こうべを垂れ、落ち込む菫が可哀想で声をかけたが、それを母に制された。

「蓮、たまに帰ってきて菫を甘やかすのはやめてちょうだい。自分で洗いなさい」

「はい…」

母が特別菫に厳しいと感じるのは、将来を見据えてだろうか。
嫁ぎ先で恥じをかかぬようにと教育しているように見える。
まだ小学五年生なのに。
菫を守りたいけれど、母が見ていないところでこっそりと励ますのが精一杯だ。
長男としてもっと堂々と、母にも間違っていると言えたらいいのに。
こんな兄で申し訳ないと心の中で謝罪した。

窮屈な夕飯が終われば順に風呂に入り、妹や弟は九時には眠るようにと促される。
弟と同じ部屋である以上、睡眠の邪魔になるだろうから部屋にはいれないし、残る場所はリビングだけだ。
母親と同じ空間にいるだけでも息が詰まりそうになるので、この時間は地獄と言っても過言ではない。
ソファに座りながら裁縫をしている母をちらりと盗み見、小さくなってテレビを見るふりをした。
この無言の空気が一番辛い。

そのとき、天の助けか携帯電話が鳴った。
こちらを一瞥する母親に気を遣い、リビングを抜け廊下でこっそりと電話に出た。

「も、もしもし…」

『もしもし、蓮?僕だよ』

「拓海?」

『うん、ちゃんと家についた?』

「はい、結構早くついて」

『そっか、連絡ないから心配だったんだ』

「あ、すいません…」

久しぶりに帰ってきた家での空気に慣れようと必死になっていて、ついたらメールをと言った先輩の言葉を忘れていた。

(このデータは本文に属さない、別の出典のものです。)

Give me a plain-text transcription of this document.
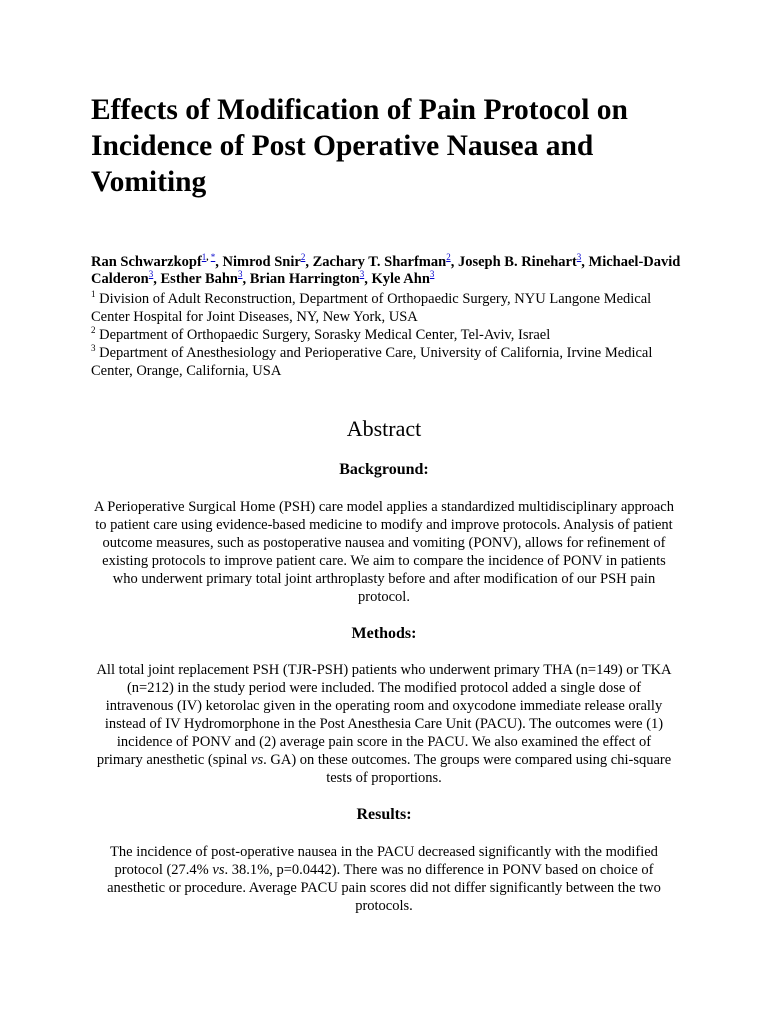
Effects of Modification of Pain Protocol on Incidence of Post Operative Nausea and Vomiting

Ran Schwarzkopf$^{1, *}$, Nimrod Snir$^2$, Zachary T. Sharfman$^2$, Joseph B. Rinehart$^3$, Michael-David Calderon$^3$, Esther Bahn$^3$, Brian Harrington$^3$, Kyle Ahn$^3$

$^1$ Division of Adult Reconstruction, Department of Orthopaedic Surgery, NYU Langone Medical Center Hospital for Joint Diseases, NY, New York, USA
$^2$ Department of Orthopaedic Surgery, Sorasky Medical Center, Tel-Aviv, Israel
$^3$ Department of Anesthesiology and Perioperative Care, University of California, Irvine Medical Center, Orange, California, USA
Abstract
Background:

A Perioperative Surgical Home (PSH) care model applies a standardized multidisciplinary approach to patient care using evidence-based medicine to modify and improve protocols. Analysis of patient outcome measures, such as postoperative nausea and vomiting (PONV), allows for refinement of existing protocols to improve patient care. We aim to compare the incidence of PONV in patients who underwent primary total joint arthroplasty before and after modification of our PSH pain protocol.

Methods:

All total joint replacement PSH (TJR-PSH) patients who underwent primary THA (n=149) or TKA (n=212) in the study period were included. The modified protocol added a single dose of intravenous (IV) ketorolac given in the operating room and oxycodone immediate release orally instead of IV Hydromorphone in the Post Anesthesia Care Unit (PACU). The outcomes were (1) incidence of PONV and (2) average pain score in the PACU. We also examined the effect of primary anesthetic (spinal vs. GA) on these outcomes. The groups were compared using chi-square tests of proportions.

Results:

The incidence of post-operative nausea in the PACU decreased significantly with the modified protocol (27.4% vs. 38.1%, p=0.0442). There was no difference in PONV based on choice of anesthetic or procedure. Average PACU pain scores did not differ significantly between the two protocols.
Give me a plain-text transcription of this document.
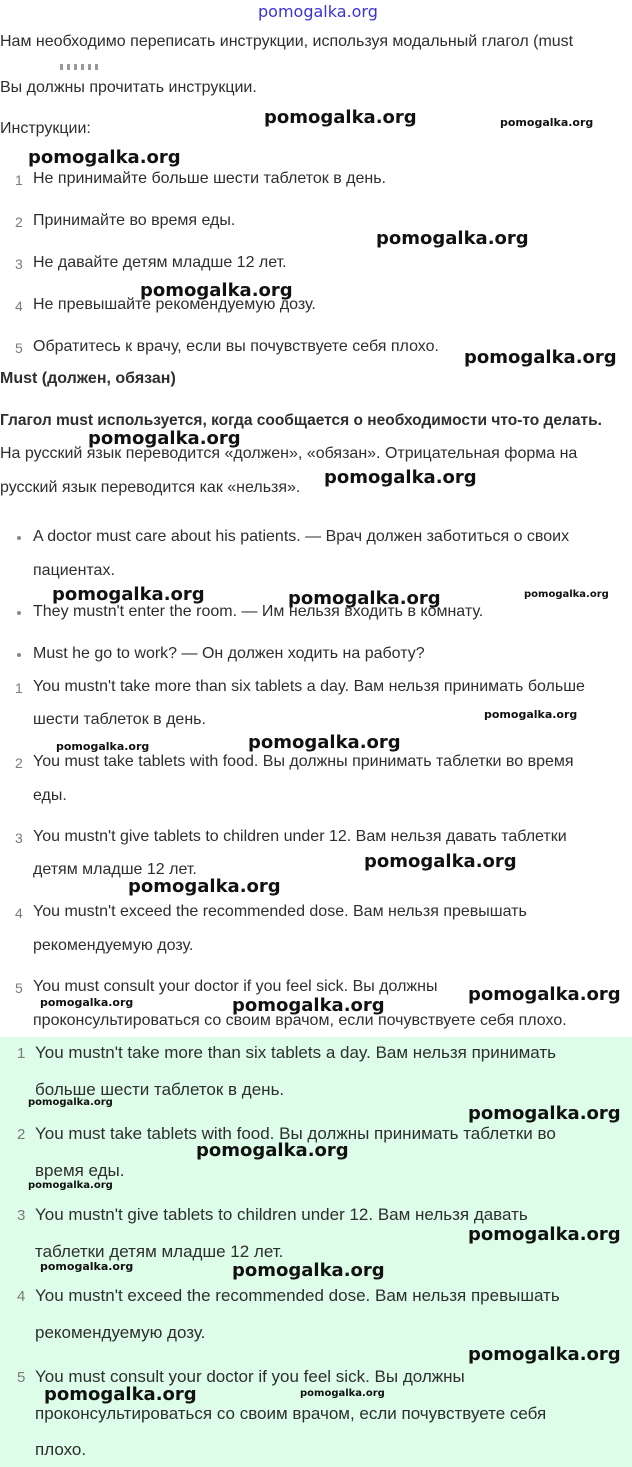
pomogalka.org
Нам необходимо переписать инструкции, используя модальный глагол (must
Вы должны прочитать инструкции.
Инструкции:
1 Не принимайте больше шести таблеток в день.
2 Принимайте во время еды.
3 Не давайте детям младше 12 лет.
4 Не превышайте рекомендуемую дозу.
5 Обратитесь к врачу, если вы почувствуете себя плохо.
Must (должен, обязан)
Глагол must используется, когда сообщается о необходимости что-то делать.
На русский язык переводится «должен», «обязан». Отрицательная форма на
русский язык переводится как «нельзя».
A doctor must care about his patients. — Врач должен заботиться о своих
пациентах.
They mustn't enter the room. — Им нельзя входить в комнату.
Must he go to work? — Он должен ходить на работу?
1 You mustn't take more than six tablets a day. Вам нельзя принимать больше
шести таблеток в день.
2 You must take tablets with food. Вы должны принимать таблетки во время
еды.
3 You mustn't give tablets to children under 12. Вам нельзя давать таблетки
детям младше 12 лет.
4 You mustn't exceed the recommended dose. Вам нельзя превышать
рекомендуемую дозу.
5 You must consult your doctor if you feel sick. Вы должны
проконсультироваться со своим врачом, если почувствуете себя плохо.
1 You mustn't take more than six tablets a day. Вам нельзя принимать
больше шести таблеток в день.
2 You must take tablets with food. Вы должны принимать таблетки во
время еды.
3 You mustn't give tablets to children under 12. Вам нельзя давать
таблетки детям младше 12 лет.
4 You mustn't exceed the recommended dose. Вам нельзя превышать
рекомендуемую дозу.
5 You must consult your doctor if you feel sick. Вы должны
проконсультироваться со своим врачом, если почувствуете себя
плохо.
pomogalka.org	pomogalka.org
pomogalka.org
pomogalka.org
pomogalka.org
pomogalka.org
pomogalka.org
pomogalka.org
pomogalka.org	pomogalka.org	pomogalka.org
pomogalka.org
pomogalka.org
pomogalka.org
pomogalka.org
pomogalka.org
pomogalka.org
pomogalka.org	pomogalka.org
pomogalka.org
pomogalka.org
pomogalka.org
pomogalka.org
pomogalka.org
pomogalka.org	pomogalka.org
pomogalka.org
pomogalka.org	pomogalka.org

『いや、久しぶりに家族と会えたんだし、話したりしてたんだろ?』

「…まあ」

実際は正反対だが、わざわざ恋人にあまり良好とはいえない家庭事情を話す必要もないだろう。

『折角実家に帰ったのに申し訳ないんだけど、クリスマス会えないかな?』

「クリスマス、ですか…?」

『ああ、できればでいいんだけど』

「大丈夫です!」

つい興奮して大きくなってしまった声に焦り、慌てて身を小さくした。

『そう、よかった。じゃあ、二十四日の十に時時に新宿で待ち合わせしようか』

「はい。楽しみにしてます!」

『うん、僕も楽しみにしてるよ。じゃあ、またメールするからね』

「はい、おやすみなさい…」

『おやすみ』

拓海が電話を切るまで携帯を耳から離せなかった。
本当はもっと話していたかったけれど。できることなら今すぐに顔を見たかったけれど。
少し離れただけで禁断症状が出るとは、自分も随分とどっぷり沼にはまったようだ。
バカップル、なんて、楓に揶揄されるわけはこれだ。
飽く迄も僕だけで、彼が自分をどう思っているかはわからないけれど。